U.S. policy changes are needed to reduce perinatal mental health deserts, standardize social determinants of health data, improve psychiatric curriculums and establish paid parental leave, researchers reported in JAMA Psychiatry.

“Compared with white and more affluent peers, mothers of racial and ethnic minority groups and low-income individuals are more likely to enter the perinatal period with numerous social determinants of health stressors because of systemic inequities,” Katherine L. Wisner, MD, MS, adjunct professor at the Developing Brain Institute, Children’s National Hospital in Washington, D.C., and colleagues wrote. “The health impacts of structural and interpersonal racism accumulate over generations. Racial and ethnic minority mothers experience additional systemic mistreatment in access to high-quality perinatal care.”

Postnatal depression
Strategies aim to reduce risk for maternal mental health disorders. Image: Adobe Stock.

Wisner and colleagues evaluated publications from the past 3 years regarding the impact of mental illness on maternal mortality.

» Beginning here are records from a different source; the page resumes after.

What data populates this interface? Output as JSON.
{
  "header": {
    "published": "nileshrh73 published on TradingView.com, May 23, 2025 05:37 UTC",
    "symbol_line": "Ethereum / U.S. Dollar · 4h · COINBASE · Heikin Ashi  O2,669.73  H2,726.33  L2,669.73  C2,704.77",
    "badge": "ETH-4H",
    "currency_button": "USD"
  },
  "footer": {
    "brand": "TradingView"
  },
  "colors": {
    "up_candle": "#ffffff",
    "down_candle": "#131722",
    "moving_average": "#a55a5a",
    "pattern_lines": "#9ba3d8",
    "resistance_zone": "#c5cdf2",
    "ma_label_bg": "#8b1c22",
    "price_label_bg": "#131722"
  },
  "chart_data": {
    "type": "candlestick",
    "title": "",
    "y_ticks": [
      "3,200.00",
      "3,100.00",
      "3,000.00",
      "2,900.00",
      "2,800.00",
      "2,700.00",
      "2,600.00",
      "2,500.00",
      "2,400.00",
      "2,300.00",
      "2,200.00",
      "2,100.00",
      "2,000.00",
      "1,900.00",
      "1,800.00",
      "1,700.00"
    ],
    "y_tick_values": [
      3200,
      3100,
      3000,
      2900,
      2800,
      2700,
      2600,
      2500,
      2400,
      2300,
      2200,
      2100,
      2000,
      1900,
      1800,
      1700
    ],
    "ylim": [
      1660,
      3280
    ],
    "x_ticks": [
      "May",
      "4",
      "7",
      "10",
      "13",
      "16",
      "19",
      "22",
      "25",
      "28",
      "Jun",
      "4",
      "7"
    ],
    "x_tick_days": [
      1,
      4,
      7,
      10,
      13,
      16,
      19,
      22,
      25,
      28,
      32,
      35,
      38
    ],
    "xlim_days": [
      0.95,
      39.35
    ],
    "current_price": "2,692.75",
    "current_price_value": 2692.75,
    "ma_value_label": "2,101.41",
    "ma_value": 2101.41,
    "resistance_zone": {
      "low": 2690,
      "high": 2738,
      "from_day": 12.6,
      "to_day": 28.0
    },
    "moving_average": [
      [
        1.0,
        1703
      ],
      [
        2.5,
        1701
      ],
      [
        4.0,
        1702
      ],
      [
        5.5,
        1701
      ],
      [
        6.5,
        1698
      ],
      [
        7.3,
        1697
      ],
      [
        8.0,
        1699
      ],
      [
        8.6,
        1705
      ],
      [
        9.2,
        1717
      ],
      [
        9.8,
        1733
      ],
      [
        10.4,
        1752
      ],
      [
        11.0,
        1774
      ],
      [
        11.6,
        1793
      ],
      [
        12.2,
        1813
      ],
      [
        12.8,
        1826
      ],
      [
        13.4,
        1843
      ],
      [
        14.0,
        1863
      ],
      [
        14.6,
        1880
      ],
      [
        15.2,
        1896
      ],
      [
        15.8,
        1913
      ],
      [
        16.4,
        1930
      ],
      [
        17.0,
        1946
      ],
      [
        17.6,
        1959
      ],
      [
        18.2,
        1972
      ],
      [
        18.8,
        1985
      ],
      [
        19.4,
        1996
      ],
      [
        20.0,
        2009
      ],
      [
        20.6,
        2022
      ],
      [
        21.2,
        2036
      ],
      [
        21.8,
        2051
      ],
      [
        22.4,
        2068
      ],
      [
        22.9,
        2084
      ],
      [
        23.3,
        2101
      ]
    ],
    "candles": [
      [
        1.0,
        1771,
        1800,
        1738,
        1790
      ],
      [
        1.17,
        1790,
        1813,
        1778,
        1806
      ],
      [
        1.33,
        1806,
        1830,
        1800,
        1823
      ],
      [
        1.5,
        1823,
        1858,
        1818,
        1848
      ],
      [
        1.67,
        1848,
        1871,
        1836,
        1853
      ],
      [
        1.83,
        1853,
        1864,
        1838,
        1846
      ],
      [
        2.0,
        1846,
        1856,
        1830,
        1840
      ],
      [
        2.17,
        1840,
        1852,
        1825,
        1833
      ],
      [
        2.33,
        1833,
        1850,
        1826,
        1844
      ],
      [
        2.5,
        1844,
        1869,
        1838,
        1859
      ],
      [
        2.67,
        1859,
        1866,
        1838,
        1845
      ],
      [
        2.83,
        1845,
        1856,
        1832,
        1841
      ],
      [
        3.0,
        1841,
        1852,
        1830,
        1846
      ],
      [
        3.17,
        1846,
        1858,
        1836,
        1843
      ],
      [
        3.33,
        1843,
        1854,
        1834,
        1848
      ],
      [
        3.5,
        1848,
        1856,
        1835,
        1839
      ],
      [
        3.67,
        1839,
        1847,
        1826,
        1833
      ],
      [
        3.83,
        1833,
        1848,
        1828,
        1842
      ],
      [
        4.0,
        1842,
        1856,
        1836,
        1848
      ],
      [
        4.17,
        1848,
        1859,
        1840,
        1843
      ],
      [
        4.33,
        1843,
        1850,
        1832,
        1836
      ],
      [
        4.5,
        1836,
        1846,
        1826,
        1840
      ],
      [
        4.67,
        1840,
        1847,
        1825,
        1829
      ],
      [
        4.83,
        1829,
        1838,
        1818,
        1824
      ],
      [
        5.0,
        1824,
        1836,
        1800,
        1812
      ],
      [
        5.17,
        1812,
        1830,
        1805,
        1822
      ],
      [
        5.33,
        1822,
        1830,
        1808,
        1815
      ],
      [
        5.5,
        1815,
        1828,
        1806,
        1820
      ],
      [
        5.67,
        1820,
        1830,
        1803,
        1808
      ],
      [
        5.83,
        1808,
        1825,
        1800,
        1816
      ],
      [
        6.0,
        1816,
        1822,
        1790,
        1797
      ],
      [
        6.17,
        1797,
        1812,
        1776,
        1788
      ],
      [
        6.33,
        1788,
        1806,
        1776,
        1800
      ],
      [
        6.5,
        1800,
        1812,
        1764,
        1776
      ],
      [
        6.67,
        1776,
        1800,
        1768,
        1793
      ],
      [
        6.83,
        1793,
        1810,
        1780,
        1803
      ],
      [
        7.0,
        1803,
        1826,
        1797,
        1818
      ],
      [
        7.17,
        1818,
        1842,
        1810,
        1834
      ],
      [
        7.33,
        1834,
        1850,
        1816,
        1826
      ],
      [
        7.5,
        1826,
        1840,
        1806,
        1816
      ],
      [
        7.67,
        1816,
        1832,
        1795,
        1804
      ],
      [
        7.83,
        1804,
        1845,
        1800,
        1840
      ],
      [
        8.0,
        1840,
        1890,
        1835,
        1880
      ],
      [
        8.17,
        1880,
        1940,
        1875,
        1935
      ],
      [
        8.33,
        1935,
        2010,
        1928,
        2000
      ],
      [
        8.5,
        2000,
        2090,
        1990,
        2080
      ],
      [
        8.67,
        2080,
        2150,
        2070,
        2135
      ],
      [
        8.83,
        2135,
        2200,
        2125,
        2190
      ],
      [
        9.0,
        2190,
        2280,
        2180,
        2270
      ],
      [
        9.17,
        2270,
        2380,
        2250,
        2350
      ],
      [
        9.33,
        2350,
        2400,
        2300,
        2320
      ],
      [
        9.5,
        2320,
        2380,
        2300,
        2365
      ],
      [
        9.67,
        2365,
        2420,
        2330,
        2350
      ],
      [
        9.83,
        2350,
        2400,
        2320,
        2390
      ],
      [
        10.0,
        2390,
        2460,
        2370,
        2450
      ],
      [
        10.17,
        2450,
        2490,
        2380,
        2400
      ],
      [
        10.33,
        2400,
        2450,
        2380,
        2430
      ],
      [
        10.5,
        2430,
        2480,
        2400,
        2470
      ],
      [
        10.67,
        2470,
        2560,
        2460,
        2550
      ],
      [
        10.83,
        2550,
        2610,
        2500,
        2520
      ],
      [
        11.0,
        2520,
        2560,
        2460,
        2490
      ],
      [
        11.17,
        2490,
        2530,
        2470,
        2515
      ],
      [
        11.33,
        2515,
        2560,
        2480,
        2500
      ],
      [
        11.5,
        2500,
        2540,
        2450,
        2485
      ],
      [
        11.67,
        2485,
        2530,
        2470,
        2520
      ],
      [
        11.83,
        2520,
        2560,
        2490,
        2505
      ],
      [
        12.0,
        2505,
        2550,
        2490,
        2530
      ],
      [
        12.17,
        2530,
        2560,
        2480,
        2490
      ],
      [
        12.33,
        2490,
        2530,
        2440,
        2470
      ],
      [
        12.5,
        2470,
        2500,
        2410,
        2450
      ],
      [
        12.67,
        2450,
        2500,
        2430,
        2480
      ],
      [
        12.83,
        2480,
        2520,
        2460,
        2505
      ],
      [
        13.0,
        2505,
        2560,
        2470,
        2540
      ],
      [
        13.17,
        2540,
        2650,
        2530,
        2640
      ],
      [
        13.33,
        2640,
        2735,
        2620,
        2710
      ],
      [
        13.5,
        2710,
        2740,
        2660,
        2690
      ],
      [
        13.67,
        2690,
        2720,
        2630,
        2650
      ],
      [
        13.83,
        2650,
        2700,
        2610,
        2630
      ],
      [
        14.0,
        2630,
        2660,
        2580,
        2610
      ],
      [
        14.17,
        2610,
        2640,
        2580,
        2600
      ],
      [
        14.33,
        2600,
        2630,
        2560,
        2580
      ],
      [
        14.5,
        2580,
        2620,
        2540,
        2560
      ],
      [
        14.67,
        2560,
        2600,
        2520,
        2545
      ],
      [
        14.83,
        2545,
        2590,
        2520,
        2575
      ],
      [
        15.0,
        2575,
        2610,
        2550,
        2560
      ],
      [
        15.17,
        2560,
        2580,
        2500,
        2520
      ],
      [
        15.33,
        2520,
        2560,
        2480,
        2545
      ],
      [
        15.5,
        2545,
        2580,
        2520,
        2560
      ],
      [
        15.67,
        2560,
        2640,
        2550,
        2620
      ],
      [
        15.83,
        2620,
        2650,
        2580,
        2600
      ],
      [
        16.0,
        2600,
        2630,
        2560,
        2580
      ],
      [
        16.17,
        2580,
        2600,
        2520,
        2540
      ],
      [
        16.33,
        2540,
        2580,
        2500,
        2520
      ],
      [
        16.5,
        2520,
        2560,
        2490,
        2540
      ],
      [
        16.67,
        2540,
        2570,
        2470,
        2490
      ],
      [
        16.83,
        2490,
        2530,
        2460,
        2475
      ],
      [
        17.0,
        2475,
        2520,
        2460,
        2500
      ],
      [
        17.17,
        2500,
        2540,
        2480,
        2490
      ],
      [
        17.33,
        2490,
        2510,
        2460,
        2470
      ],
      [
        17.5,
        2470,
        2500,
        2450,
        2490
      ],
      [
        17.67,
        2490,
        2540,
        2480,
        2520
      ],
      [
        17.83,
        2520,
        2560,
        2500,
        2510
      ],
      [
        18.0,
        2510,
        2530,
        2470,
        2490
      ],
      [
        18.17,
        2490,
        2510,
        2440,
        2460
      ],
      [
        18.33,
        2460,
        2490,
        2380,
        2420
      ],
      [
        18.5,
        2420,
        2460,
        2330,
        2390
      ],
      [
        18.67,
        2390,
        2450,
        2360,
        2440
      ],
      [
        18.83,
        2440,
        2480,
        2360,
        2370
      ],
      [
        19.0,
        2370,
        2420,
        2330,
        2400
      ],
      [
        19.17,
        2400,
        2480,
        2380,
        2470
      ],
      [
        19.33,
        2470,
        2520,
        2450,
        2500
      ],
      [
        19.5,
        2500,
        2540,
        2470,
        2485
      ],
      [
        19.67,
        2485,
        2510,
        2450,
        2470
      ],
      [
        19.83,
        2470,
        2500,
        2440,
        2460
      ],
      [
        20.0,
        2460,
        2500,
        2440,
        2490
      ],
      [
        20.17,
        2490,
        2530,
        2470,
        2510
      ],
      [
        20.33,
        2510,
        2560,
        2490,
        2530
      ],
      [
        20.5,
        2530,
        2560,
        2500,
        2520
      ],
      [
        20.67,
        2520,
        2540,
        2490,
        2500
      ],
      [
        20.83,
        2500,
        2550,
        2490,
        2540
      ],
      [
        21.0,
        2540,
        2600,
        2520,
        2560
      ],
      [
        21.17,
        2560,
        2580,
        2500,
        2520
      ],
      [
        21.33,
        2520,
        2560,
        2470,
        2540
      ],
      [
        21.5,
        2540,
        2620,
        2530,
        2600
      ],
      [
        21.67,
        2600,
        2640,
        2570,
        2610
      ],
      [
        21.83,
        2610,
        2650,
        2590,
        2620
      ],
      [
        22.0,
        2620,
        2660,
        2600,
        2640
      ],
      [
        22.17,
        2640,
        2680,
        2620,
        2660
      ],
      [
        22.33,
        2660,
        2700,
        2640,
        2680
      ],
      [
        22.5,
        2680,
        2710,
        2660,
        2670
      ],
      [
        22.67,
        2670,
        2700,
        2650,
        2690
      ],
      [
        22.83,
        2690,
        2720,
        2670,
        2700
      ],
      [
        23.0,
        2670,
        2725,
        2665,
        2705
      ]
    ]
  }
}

Publications were extracted from PubMed, Ovid, direct data from government websites and health policy sources like the Policy Center for Maternal Mental Health. Researchers then developed an outline of challenges in perinatal mental conditions and mortality rate measurements, contributions of social determinants of health to mental conditions and mortality, characterizations of perinatal psychiatric disorders, increased mortality with maternal mental illness, limitations in access and care, prenatal stress and its impact on reproductive outcomes, clinician expertise improvement through cross-disciplinary education and mental health interventions.

After reviewing the publications, researchers developed the following recommendations:

  • Include perinatal treatment instructions in certification programs for buprenorphine and addictions fellowships to increase mental health prescribers.
  • Develop interdisciplinary health system strategies to provide a continuum of integrated perinatal and behavioral health care.
  • Conduct epidemiologic studies of self-harm and completed suicide rates since Dobbs to clarify the association and potentially identify risk factors for preventive intervention.
  • Develop interventions to prevent and reduce maternal and neonatal stress.
  • Develop trauma-informed maternity programs that support prevention and recovery during and after pregnancy.
  • Standardize, incorporate and promote preconception health indicators that can be consistently measured and evaluated to address health and wellness prior to pregnancy.
  • Develop family interventions to improve mental health and coping skills in the early postpartum period, particularly for parents of infants in the NICU, to address pediatric, obstetric and psychiatric needs for these families.
  • Standardize data collection across large health care databases to define specific social determinants of health with the greatest impact on maternal-infant outcomes.
  • Screen for social determinants of health to identify and connect pregnant women with resources to improve their outcomes.

According to the researchers, offering paid parental leave of at least 2 to 3 months may be a strategy to decrease risks for maternal mental health disorders.

“A shift in conceptual frameworks must be achieved to reduce maternal morbidity and mortality as the public health crisis that it represents,” the researchers wrote. “Maternal mental health must be prioritized to improve health through policy changes that can be tracked and monitored.”